On february 14, an organisation called Hindu Samhati held a rally in Kolkata and, in what is seen as a first for Bengal, presented 14 members of a Muslim family as an example of “ghar wapsi”, while calling for similar programmes across the state. Its members assaulted journalists who tried to speak to the family.
Hindu Samhati has been at the forefront of several right-wing activities, often aggressively, ever since it was founded in 2008 by Tapan Ghosh, 64, a former member of the RSS and the VHP, which he quit in 2007. Chief patron Ghosh was among those arrested and granted bail.
The outfit, which accuses the RSS and VHP of a soft approach, claims to have grown to about 50,000 members in the state — most of them former RSS pracharaks — and spread to Assam and Jharkhand in the last two years. Along the way, it has been probed in several cases relating to communal violence; Ghosh himself has been arrested at least seven times in connection with a number of cases.
What it does
They work at village level, where we prepare for Hindu resistance. Self-defence is a constitutional right. They ask villagers to keep weapons that are legally allowed. There are guns and bombs in every village, Hindu Samiti has facilitated marriages of over 300 Muslim girls to Hindu youth in our anti-love jihad campaign and settled them in various parts of India.

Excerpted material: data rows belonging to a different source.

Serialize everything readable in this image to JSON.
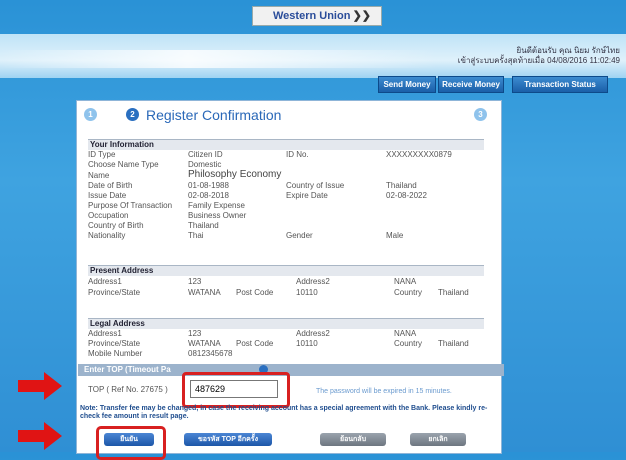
{
  "top_menu": {
    "service": "Western Union"
  },
  "header": {
    "user_line1": "ยินดีต้อนรับ คุณ นิยม รักษ์ไทย",
    "user_line2": "เข้าสู่ระบบครั้งสุดท้ายเมื่อ 04/08/2016 11:02:49"
  },
  "nav": {
    "send": "Send Money",
    "receive": "Receive Money",
    "status": "Transaction Status"
  },
  "steps": {
    "step1": "1",
    "step2": "2",
    "step3": "3",
    "title": "Register Confirmation"
  },
  "info": {
    "section": "Your Information",
    "id_type_label": "ID Type",
    "id_type": "Citizen ID",
    "id_no_label": "ID No.",
    "id_no": "XXXXXXXXX0879",
    "choose_name_label": "Choose Name Type",
    "choose_name": "Domestic",
    "name_label": "Name",
    "name": "Philosophy Economy",
    "dob_label": "Date of Birth",
    "dob": "01-08-1988",
    "country_issue_label": "Country of Issue",
    "country_issue": "Thailand",
    "issue_date_label": "Issue Date",
    "issue_date": "02-08-2018",
    "expire_date_label": "Expire Date",
    "expire_date": "02-08-2022",
    "purpose_label": "Purpose Of Transaction",
    "purpose": "Family Expense",
    "occupation_label": "Occupation",
    "occupation": "Business Owner",
    "cob_label": "Country of Birth",
    "cob": "Thailand",
    "nationality_label": "Nationality",
    "nationality": "Thai",
    "gender_label": "Gender",
    "gender": "Male"
  },
  "present": {
    "section": "Present Address",
    "addr1_label": "Address1",
    "addr1": "123",
    "addr2_label": "Address2",
    "addr2": "NANA",
    "province_label": "Province/State",
    "province": "WATANA",
    "postcode_label": "Post Code",
    "postcode": "10110",
    "country_label": "Country",
    "country": "Thailand"
  },
  "legal": {
    "section": "Legal Address",
    "addr1_label": "Address1",
    "addr1": "123",
    "addr2_label": "Address2",
    "addr2": "NANA",
    "province_label": "Province/State",
    "province": "WATANA",
    "postcode_label": "Post Code",
    "postcode": "10110",
    "country_label": "Country",
    "country": "Thailand",
    "mobile_label": "Mobile Number",
    "mobile": "0812345678"
  },
  "top": {
    "section": "Enter TOP (Timeout Pa",
    "label": "TOP ( Ref No. 27675 )",
    "value": "487629",
    "expire_note": "The password will be expired in 15 minutes.",
    "note": "Note: Transfer fee may be changed, in case the receiving account has a special agreement with the Bank. Please kindly re-check fee amount in result page."
  },
  "buttons": {
    "confirm": "ยืนยัน",
    "request_top": "ขอรหัส TOP อีกครั้ง",
    "back": "ย้อนกลับ",
    "cancel": "ยกเลิก"
  }
}
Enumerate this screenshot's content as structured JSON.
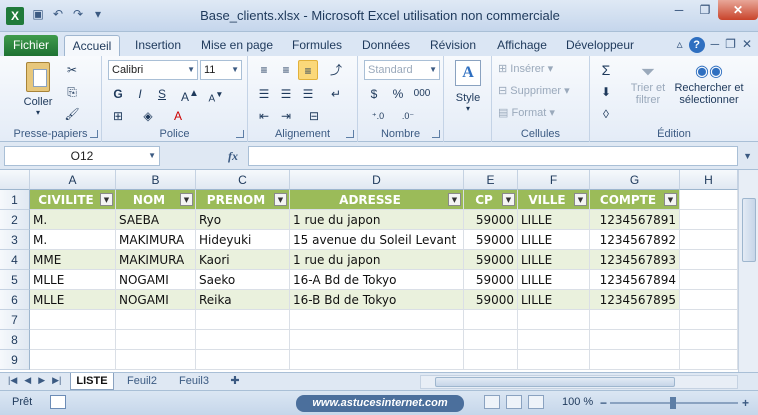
{
  "window": {
    "title": "Base_clients.xlsx - Microsoft Excel utilisation non commerciale"
  },
  "qat_icons": [
    "save-icon",
    "undo-icon",
    "redo-icon",
    "customize-icon"
  ],
  "ribbon_tabs": [
    "Fichier",
    "Accueil",
    "Insertion",
    "Mise en page",
    "Formules",
    "Données",
    "Révision",
    "Affichage",
    "Développeur"
  ],
  "active_tab": "Accueil",
  "ribbon": {
    "clipboard": {
      "label": "Presse-papiers",
      "paste": "Coller"
    },
    "font": {
      "label": "Police",
      "name": "Calibri",
      "size": "11",
      "bold": "G",
      "italic": "I",
      "underline": "S"
    },
    "alignment": {
      "label": "Alignement"
    },
    "number": {
      "label": "Nombre",
      "format": "Standard",
      "currency": "$",
      "percent": "%",
      "thousands": "000"
    },
    "styles": {
      "label": "Style"
    },
    "cells": {
      "label": "Cellules",
      "insert": "Insérer",
      "delete": "Supprimer",
      "format": "Format"
    },
    "editing": {
      "label": "Édition",
      "sort1": "Trier et",
      "sort2": "filtrer",
      "find1": "Rechercher et",
      "find2": "sélectionner"
    }
  },
  "formula_bar": {
    "name_box": "O12",
    "fx": "fx",
    "formula": ""
  },
  "columns": [
    "A",
    "B",
    "C",
    "D",
    "E",
    "F",
    "G",
    "H"
  ],
  "rows": [
    "1",
    "2",
    "3",
    "4",
    "5",
    "6",
    "7",
    "8",
    "9"
  ],
  "table": {
    "headers": [
      "CIVILITE",
      "NOM",
      "PRENOM",
      "ADRESSE",
      "CP",
      "VILLE",
      "COMPTE"
    ],
    "data": [
      [
        "M.",
        "SAEBA",
        "Ryo",
        "1 rue du japon",
        "59000",
        "LILLE",
        "1234567891"
      ],
      [
        "M.",
        "MAKIMURA",
        "Hideyuki",
        "15 avenue du Soleil Levant",
        "59000",
        "LILLE",
        "1234567892"
      ],
      [
        "MME",
        "MAKIMURA",
        "Kaori",
        "1 rue du japon",
        "59000",
        "LILLE",
        "1234567893"
      ],
      [
        "MLLE",
        "NOGAMI",
        "Saeko",
        "16-A Bd de Tokyo",
        "59000",
        "LILLE",
        "1234567894"
      ],
      [
        "MLLE",
        "NOGAMI",
        "Reika",
        "16-B Bd de Tokyo",
        "59000",
        "LILLE",
        "1234567895"
      ]
    ],
    "header_color": "#9bbb59",
    "band_color": "#eaf1dd"
  },
  "sheets": [
    "LISTE",
    "Feuil2",
    "Feuil3"
  ],
  "active_sheet": "LISTE",
  "status": {
    "ready": "Prêt",
    "watermark": "www.astucesinternet.com",
    "zoom": "100 %",
    "zoom_level": 1.0
  }
}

The VHP disassociated itself from Hindu Samhati’s activities. “We do not support such organisations,” said Sachindranath Sinha, VHP organisational secretary in Bengal. “They are in no way connected to us. Some of their leaders may have once been with VHP, but they left. They are a reactionary force and history has shown us that in India reactionary forces do not last long.”
Urban Development Minister Firhad Hakim called it an “unruly and barbaric organization and it should be banned.